Получив перстень и еще раз поклонившись, Бакхид неслышно вышел. Оставшись один, Митридат посмотрел на кубок, стоявший на столике, совсем рядом с его ложем. В кубке был яд, убивающий всякого, кто осмелится пригубить этот смертельный напиток.
Митридат протянул руку и вдруг с ужасом заметил, как она дрожит, словно его жалкое тело протестовало против гордости и величия его духа. Он усмехнулся. Даже здесь он не может остаться великим царем и уподобляется простым смертным. Он заставил эту руку успокоиться и, уже не дрогнув, взял кубок, залпом опорожняя его.
«Я все-таки обманул тебя, Маний Аквилий», — подумал Митридат.
Дикая боль пронзила все тело. Ожидаемая смерть не пришла. Первые мгновения он еще боролся с этой болью, не решаясь закричать, но, поняв, что не сможет долго выдерживать этого зверя, раздиравшего его внутренности, закричал. Собственная осторожность сыграла с Митридатом роковую шутку. С детства приученный к всевозможным ядам, он выработал стойкий иммунитет против сильнейших средств всевозможных отравителей, и теперь даже самый сильный яд не мог убить это закаленное тело.

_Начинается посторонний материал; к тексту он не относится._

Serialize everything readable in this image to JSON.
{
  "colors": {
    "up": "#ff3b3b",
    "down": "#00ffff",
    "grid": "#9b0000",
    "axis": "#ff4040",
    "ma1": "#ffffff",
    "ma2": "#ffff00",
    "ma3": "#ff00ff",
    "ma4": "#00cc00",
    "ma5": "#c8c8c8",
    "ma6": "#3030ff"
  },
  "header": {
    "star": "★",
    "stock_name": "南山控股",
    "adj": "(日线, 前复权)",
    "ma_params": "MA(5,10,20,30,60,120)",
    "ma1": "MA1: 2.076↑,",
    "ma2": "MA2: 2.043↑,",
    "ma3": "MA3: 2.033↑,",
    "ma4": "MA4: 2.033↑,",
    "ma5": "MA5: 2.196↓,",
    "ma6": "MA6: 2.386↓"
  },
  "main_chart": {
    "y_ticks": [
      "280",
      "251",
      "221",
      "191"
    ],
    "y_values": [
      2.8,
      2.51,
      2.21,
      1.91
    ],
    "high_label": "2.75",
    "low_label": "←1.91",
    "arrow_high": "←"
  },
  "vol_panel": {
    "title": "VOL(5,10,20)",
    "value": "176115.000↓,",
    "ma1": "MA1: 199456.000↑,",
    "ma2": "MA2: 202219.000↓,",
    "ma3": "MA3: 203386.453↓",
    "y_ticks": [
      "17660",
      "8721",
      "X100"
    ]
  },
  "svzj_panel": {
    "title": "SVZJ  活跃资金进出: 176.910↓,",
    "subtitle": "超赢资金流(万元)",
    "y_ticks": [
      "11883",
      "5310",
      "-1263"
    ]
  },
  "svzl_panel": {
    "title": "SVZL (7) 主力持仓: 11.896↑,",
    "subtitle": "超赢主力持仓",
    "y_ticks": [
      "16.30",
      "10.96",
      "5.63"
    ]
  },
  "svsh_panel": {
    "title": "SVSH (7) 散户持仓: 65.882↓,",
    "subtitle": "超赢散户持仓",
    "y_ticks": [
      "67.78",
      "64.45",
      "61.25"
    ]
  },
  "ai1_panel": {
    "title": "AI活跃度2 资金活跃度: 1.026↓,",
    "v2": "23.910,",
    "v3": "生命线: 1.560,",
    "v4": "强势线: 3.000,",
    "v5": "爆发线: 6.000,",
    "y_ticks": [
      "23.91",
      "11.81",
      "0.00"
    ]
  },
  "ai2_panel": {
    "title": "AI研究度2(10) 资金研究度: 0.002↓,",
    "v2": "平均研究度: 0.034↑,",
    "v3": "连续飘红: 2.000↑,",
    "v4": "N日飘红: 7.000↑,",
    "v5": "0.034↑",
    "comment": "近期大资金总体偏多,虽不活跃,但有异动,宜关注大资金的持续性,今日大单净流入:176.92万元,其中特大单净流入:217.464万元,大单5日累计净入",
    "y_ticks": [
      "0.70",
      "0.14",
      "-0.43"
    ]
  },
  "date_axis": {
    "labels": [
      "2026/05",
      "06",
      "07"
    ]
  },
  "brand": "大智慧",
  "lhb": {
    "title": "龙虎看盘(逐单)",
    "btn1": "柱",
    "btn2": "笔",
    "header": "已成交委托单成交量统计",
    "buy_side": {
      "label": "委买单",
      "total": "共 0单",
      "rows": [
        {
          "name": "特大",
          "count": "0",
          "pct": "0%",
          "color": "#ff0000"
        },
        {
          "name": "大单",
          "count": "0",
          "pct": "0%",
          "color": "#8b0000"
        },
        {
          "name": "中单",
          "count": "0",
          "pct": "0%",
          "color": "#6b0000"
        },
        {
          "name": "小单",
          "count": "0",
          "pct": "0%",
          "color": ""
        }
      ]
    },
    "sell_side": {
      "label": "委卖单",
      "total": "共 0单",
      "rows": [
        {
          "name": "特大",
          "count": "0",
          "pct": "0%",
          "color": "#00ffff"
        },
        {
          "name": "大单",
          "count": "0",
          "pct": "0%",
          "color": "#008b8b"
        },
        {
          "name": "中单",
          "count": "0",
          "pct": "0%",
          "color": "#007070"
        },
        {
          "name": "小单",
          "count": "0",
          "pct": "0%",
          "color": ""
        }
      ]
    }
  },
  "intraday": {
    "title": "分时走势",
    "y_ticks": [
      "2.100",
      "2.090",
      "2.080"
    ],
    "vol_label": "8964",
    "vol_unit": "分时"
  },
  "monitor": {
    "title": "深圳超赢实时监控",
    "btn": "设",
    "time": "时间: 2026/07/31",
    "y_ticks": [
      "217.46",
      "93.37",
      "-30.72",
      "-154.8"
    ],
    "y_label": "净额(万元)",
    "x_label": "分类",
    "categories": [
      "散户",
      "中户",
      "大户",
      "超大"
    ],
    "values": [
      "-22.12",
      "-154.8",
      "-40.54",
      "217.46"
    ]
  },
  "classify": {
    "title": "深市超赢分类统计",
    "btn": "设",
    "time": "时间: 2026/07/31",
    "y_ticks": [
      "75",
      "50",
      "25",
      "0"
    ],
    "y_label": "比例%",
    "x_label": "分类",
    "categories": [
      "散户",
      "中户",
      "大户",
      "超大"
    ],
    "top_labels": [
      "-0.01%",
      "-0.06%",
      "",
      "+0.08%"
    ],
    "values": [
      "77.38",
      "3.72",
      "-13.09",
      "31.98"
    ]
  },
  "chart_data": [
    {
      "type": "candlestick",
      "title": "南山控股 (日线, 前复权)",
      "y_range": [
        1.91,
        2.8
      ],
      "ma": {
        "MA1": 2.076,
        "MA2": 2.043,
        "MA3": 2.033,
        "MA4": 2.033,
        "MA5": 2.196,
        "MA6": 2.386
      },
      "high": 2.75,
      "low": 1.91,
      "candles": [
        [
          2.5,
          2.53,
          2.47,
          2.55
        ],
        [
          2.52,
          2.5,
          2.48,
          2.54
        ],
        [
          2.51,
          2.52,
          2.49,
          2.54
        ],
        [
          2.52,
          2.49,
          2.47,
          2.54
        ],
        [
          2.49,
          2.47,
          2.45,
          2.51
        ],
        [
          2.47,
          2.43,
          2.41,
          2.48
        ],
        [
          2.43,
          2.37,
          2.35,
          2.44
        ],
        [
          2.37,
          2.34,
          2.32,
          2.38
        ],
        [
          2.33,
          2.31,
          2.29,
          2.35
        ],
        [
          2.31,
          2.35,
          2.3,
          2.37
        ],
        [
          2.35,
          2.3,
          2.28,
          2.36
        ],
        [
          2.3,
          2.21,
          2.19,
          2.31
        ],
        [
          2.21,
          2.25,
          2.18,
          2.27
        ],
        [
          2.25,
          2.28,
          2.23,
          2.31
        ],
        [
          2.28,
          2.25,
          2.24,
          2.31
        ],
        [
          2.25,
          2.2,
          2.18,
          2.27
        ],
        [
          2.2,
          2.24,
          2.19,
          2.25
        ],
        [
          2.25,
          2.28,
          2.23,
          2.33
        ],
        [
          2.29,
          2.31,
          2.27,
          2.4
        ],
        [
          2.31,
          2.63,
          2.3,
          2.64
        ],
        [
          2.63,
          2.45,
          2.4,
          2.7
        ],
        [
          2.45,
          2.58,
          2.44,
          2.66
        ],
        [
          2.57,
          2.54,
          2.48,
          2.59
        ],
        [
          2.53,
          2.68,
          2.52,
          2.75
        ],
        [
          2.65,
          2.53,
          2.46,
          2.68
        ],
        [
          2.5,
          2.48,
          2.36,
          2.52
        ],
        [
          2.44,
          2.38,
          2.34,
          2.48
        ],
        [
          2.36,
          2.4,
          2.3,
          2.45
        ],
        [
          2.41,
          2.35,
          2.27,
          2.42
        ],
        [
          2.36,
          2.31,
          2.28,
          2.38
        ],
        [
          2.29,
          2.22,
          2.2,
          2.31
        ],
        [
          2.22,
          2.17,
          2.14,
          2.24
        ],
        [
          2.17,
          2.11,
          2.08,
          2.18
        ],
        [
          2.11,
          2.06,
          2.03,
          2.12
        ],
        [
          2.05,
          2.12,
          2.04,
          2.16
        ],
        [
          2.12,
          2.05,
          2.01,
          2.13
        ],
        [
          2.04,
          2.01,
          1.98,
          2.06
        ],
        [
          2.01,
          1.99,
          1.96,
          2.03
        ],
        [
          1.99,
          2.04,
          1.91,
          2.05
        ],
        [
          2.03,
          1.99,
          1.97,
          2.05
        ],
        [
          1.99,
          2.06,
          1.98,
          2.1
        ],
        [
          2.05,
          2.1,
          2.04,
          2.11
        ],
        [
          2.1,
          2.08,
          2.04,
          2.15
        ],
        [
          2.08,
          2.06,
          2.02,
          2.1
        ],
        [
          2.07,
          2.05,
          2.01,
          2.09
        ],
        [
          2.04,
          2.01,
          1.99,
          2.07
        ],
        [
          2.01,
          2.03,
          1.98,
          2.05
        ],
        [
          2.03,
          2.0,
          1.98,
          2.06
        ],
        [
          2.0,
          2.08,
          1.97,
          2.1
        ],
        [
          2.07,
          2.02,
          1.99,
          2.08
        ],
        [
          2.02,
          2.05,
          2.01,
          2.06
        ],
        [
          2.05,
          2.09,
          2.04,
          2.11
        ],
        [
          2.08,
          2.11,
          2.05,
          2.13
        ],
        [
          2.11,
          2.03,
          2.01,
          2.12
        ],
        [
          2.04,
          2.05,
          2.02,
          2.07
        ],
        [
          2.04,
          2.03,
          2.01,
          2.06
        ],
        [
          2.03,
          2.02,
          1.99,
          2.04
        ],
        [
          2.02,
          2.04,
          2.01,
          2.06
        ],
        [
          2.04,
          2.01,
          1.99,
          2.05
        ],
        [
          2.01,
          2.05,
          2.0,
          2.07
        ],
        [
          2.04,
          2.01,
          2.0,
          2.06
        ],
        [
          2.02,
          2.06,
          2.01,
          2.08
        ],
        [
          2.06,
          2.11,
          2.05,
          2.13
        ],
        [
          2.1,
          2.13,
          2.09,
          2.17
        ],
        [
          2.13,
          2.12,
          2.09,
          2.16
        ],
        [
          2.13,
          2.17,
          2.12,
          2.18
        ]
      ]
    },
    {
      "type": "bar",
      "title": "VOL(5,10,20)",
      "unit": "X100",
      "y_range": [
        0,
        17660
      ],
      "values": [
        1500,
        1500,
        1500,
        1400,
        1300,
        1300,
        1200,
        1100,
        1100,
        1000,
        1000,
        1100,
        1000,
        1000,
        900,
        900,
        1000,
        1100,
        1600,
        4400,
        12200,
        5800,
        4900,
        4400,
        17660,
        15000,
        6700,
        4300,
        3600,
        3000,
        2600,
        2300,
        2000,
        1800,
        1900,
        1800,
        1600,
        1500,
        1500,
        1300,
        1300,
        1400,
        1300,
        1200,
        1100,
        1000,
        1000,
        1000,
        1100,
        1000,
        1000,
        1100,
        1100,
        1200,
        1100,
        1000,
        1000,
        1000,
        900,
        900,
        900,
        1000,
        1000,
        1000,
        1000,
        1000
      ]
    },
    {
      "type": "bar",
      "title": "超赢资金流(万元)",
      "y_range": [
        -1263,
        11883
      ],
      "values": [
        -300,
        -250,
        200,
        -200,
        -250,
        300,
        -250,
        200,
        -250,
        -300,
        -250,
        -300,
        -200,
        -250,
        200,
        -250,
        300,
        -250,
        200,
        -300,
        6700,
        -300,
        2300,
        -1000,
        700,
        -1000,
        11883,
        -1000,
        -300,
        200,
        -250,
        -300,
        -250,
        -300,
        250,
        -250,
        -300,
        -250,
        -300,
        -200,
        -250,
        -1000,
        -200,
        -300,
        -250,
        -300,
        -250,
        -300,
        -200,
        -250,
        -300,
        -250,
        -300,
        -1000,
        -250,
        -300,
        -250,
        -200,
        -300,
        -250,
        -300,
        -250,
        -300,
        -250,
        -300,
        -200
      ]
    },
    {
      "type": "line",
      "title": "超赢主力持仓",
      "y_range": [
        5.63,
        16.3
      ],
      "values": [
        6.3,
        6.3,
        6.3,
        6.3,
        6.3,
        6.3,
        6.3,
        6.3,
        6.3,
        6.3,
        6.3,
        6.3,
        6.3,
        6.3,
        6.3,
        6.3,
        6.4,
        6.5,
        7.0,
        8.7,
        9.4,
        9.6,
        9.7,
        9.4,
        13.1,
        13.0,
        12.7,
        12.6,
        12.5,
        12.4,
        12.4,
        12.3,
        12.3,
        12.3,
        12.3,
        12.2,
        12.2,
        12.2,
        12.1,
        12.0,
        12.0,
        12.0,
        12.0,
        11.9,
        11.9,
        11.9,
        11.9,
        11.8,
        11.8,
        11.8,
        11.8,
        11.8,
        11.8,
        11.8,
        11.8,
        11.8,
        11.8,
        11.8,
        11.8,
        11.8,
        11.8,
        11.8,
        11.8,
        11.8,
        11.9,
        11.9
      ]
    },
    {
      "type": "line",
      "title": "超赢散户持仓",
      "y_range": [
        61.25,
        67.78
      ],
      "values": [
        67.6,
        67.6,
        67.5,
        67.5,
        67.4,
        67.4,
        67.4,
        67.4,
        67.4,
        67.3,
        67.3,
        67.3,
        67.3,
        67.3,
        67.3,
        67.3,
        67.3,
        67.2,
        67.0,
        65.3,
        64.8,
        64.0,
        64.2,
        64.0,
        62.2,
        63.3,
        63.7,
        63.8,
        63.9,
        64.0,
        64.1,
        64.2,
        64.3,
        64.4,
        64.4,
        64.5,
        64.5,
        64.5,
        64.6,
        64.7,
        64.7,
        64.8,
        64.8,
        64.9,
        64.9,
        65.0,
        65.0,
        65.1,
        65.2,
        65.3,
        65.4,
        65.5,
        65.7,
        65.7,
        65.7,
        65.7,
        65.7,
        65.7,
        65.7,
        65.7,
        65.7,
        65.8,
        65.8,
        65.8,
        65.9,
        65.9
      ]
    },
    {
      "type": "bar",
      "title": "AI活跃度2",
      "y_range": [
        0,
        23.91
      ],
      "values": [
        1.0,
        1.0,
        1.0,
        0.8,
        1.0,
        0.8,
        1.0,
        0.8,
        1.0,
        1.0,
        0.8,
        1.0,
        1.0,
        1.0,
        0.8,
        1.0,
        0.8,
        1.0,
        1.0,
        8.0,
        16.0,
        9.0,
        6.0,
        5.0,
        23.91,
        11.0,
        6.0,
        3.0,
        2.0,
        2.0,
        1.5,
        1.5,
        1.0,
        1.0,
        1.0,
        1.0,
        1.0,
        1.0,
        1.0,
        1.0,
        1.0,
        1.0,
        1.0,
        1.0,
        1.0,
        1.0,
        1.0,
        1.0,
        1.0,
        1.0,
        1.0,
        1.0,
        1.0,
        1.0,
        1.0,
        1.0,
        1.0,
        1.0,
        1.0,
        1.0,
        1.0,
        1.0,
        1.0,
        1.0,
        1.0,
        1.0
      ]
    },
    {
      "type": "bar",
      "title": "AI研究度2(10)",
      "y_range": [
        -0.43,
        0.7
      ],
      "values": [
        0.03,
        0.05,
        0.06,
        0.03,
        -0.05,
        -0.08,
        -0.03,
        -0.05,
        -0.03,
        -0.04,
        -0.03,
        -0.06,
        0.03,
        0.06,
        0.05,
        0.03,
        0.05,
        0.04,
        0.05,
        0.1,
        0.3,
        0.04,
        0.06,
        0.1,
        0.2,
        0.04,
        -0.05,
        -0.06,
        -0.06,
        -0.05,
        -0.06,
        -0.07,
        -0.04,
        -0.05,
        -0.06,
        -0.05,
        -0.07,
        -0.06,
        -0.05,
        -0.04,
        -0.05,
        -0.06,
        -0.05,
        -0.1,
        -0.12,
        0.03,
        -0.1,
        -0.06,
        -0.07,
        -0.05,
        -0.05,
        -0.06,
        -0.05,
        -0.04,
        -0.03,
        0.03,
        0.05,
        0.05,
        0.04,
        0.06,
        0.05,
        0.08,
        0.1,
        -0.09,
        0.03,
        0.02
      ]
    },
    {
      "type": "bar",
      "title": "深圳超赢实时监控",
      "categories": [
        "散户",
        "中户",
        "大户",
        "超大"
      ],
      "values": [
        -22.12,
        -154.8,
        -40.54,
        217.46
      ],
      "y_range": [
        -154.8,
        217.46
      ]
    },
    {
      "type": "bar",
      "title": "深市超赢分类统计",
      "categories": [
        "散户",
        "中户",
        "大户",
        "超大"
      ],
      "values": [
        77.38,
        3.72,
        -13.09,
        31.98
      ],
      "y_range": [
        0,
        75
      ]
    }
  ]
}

А Митридат продолжал кричать нечеловеческим голосом.
— Маний, Маний, — призывал он римлянина, — ты оказался прав, проклятый римлянин. Ты слышишь, Маний Аквилий, я умираю в мучениях. — Не выдерживая более этого зверя внутри, Митридат схватил нож и с силой нанес себе удар в живот. Но на этот раз удар не получился. Оглушающая боль, выворачивающая тело наизнанку, помешала ему нанести себе этот роковой удар.
Обливаясь кровью, царь громко закричал:
— Бакхид, Бакхид, где ты?
На пороге возник евнух, словно он ждал именно этого крика. Стараясь сохранить остатки былого величия, Митридат попытался улыбнуться, не замечая скопившейся во рту кровавой пены.
— Помоги мне, — шепотом приказал он, опасаясь, что громкий крик выдаст его боль.
Евнух достал свой меч.
«Проклятый Аквилий, — с ненавистью подумал Митридат, стараясь не потерять сознание в этот последний момент своей жизни, — ты оказался прав».
Бакхид поднял свой меч.
Царь, вспомнив в последний раз о своем величии, выпрямился, насколько ему позволила боль.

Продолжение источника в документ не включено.